Interface flood detection disabled
To track data for interface flood detection, private storage is obtained when IDS starts monitoring an interface. If the storage cannot be obtained, IDS is not able to detect an interface flood for the interface. A console message and a syslogd message are issued to report the condition.

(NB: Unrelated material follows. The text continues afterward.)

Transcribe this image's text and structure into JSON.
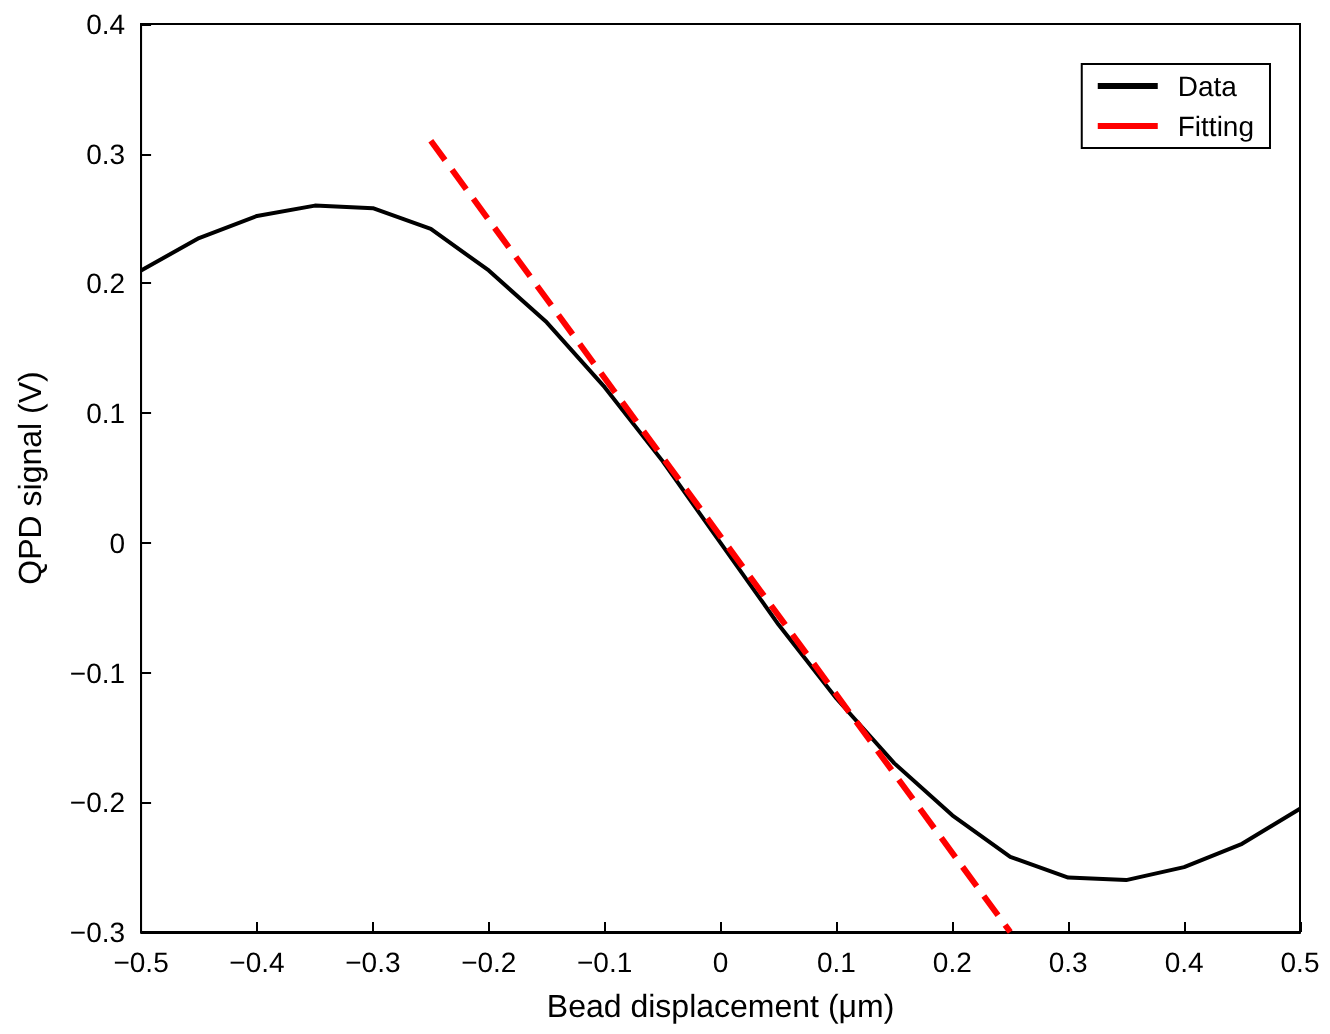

EZZ8761I IDS EVENT DETECTED
EZZ8730I STACK TCPCS
EZZ8762I EVENT TYPE: INTERFACE FLOOD DETECTION DISABLED
EZZ8763I CORRELATOR 20 - PROBEID 04070015
EZZ8770I INTERFACE OSAQDIO4L
EZZ8765I DESTINATION IP ADDRESS 5.72.107.78 - PORT 0
EZZ8766I IDS RULE AttackFlood-rule
EZZ8767I IDS ACTION AttackLog-action
EZZ8658I TRMD ATTACK Interface Flood Detection Disabled:12/23/2002 20:39:35.00,
ifcname=OSAQDIO4L, dipaddr=5.72.107.78,correlator=20,probeid=04070015,
sensorhostname=MVS34.tcp.com
These messages indicate a storage constraint has prevented the initialization of interface flood detection for the interface specified in the message. Interface flood detection for other interfaces is not affected.
When the problem causing the storage constraint is resolved, the Interface Flood detection support can be activated by removing the IDS ATTACK FLOOD policy and then adding the IDS ATTACK FLOOD policy again, or by stopping and restarting the interface.